As these assets grow, so does the need for trustworthy oracles to provide interest rates, NAV updates, and off-chain valuation data in a transparent and verifiable way.

Why this matters: Traditional oracles focused on crypto-native prices (ETH, BTC, etc.). RWA oracles must bridge the gap between off-chain TradFi systems and on-chain DeFi protocols, often pulling from regulated sources, delayed settlement data, or proprietary pricing models. For tokenized bonds and credit instruments, this introduces challenges around: 

  • Latency and frequency of updates

  • Verifiability and regulatory compliance

  • Auditability and legal accountability

Institutions entering DeFi will not accept opaque data pipelines. As such, RWAs are forcing oracles to professionalize, standardize, and support new feeds—a likely vector for innovation and consolidation in the next oracle cycle.

As DeFi Matures, and RWAs and AI Protocols Grow, Oracles Remain Essential  

The oracle market has quietly become one of the most critical yet often overlooked components of Web3. Securing over $108 billion in value, oracles underpin everything from liquidations and leverage to RWAs and decentralized AI. As demands on smart contracts grow, the need for secure, real-time data has never been greater.

Chainlink remains the dominant player, but its lead has narrowed. Chain-specific and latency-optimized oracles like Pyth, RedStone, Switchboard, and WINLink are gaining traction as the market matures and diversifies. At the same time, the attack surface remains active. 
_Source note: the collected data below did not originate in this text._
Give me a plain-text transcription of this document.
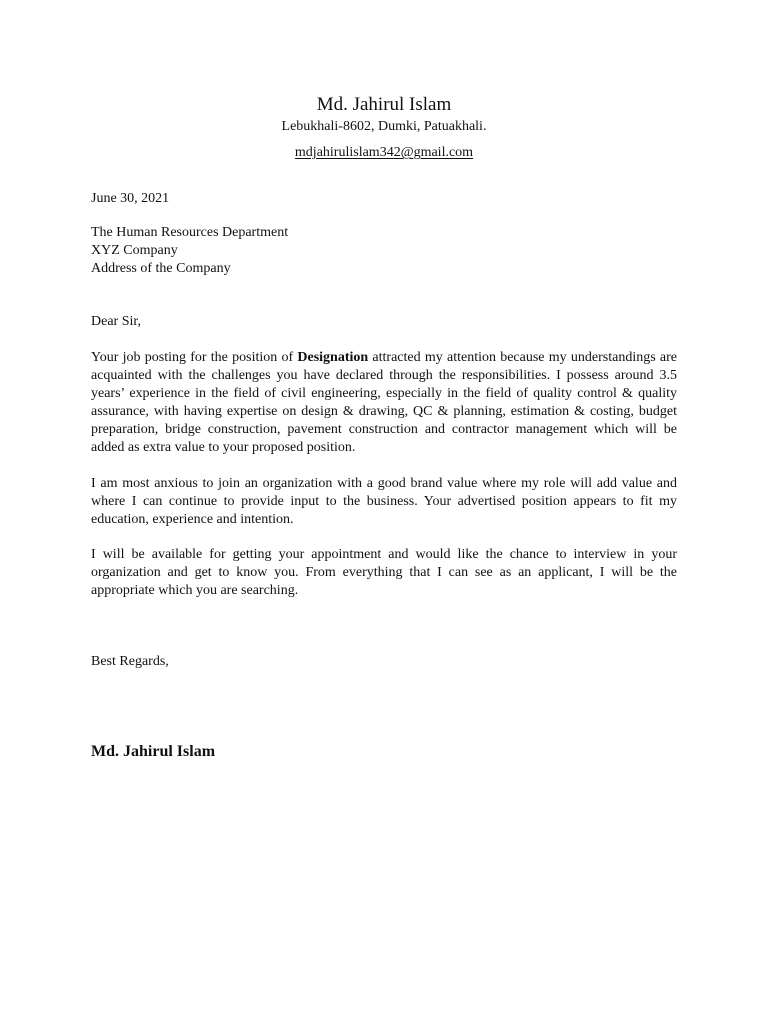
Md. Jahirul Islam
Lebukhali-8602, Dumki, Patuakhali.
mdjahirulislam342@gmail.com
June 30, 2021
The Human Resources Department
XYZ Company
Address of the Company
Dear Sir,
Your job posting for the position of Designation attracted my attention because my understandings are acquainted with the challenges you have declared through the responsibilities. I possess around 3.5 years’ experience in the field of civil engineering, especially in the field of quality control & quality assurance, with having expertise on design & drawing, QC & planning, estimation & costing, budget preparation, bridge construction, pavement construction and contractor management which will be added as extra value to your proposed position.
I am most anxious to join an organization with a good brand value where my role will add value and where I can continue to provide input to the business. Your advertised position appears to fit my education, experience and intention.
I will be available for getting your appointment and would like the chance to interview in your organization and get to know you. From everything that I can see as an applicant, I will be the appropriate which you are searching.
Best Regards,
Md. Jahirul Islam
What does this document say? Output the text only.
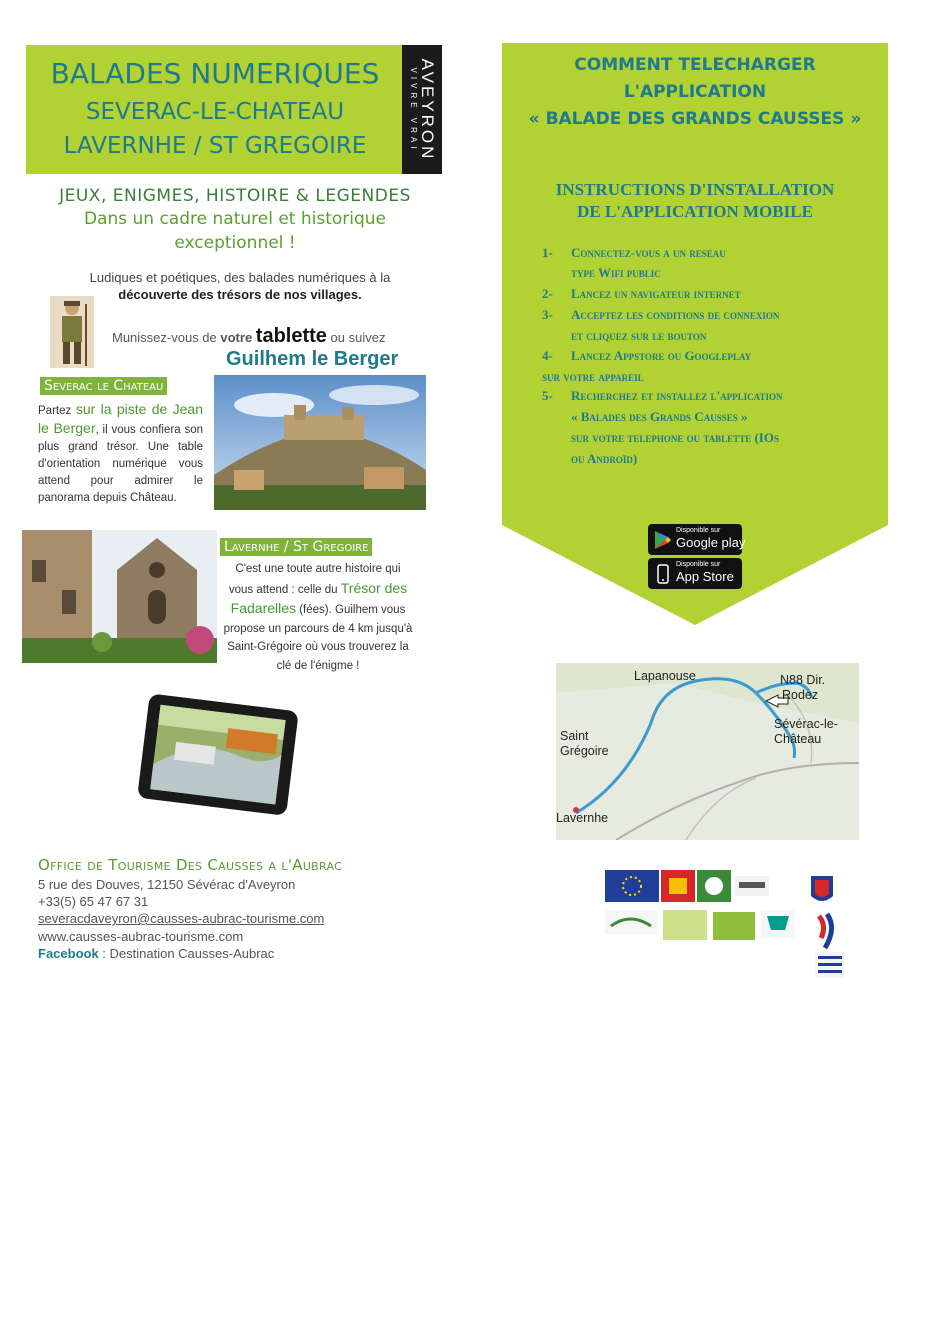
BALADES NUMERIQUES
SEVERAC-LE-CHATEAU
LAVERNHE / ST GREGOIRE	AVEYRON
VIVRE VRAI
JEUX, ENIGMES, HISTOIRE & LEGENDES
Dans un cadre naturel et historique
exceptionnel !
Ludiques et poétiques, des balades numériques à la
découverte des trésors de nos villages.
Munissez-vous de votre tablette ou suivez
Guilhem le Berger
Severac le Chateau
Partez sur la piste de Jean le Berger, il vous confiera son plus grand trésor. Une table d'orientation numérique vous attend pour admirer le panorama depuis Château.
Lavernhe / St Gregoire
C'est une toute autre histoire qui vous attend : celle du Trésor des Fadarelles (fées). Guilhem vous propose un parcours de 4 km jusqu'à Saint-Grégoire où vous trouverez la clé de l'énigme !
Office de Tourisme Des Causses a l'Aubrac
5 rue des Douves, 12150 Sévérac d'Aveyron
+33(5) 65 47 67 31
severacdaveyron@causses-aubrac-tourisme.com
www.causses-aubrac-tourisme.com
Facebook : Destination Causses-Aubrac
COMMENT TELECHARGER
L'APPLICATION
« BALADE DES GRANDS CAUSSES »
INSTRUCTIONS D'INSTALLATION
DE L'APPLICATION MOBILE
1- Connectez-vous a un reseau
type Wifi public
2- Lancez un navigateur internet
3- Acceptez les conditions de connexion
et cliquez sur le bouton
4- Lancez Appstore ou Googleplay
sur votre appareil
5- Recherchez et installez l'application
« Balades des Grands Causses »
sur votre telephone ou tablette (IOs
ou Androïd)
Disponible sur
Google play
Disponible sur
App Store
Lapanouse	N88 Dir.
Rodez
Sévérac-le-
Château
Saint
Grégoire
Lavernhe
From the $112M Mango Markets exploit to the KiloEx and zkSync vault attacks, oracle-based vulnerabilities continue to carry systemic risk. Meanwhile, controversies like Polymarket’s UMA resolution issues highlight how reputational trust in oracle networks can shape adoption. 

The rise of decentralized AI and on-chain RWAs is accelerating change. Protocols like Bittensor and FET.ai’s Artificial Superintelligence Alliance are developing native oracle layers that fit their ecosystems, often favoring speed, customization, and control over third-party feeds. In 2025 and beyond, the winners won’t just secure user assets but deliver the fastest, most verifiable information to power decentralized systems.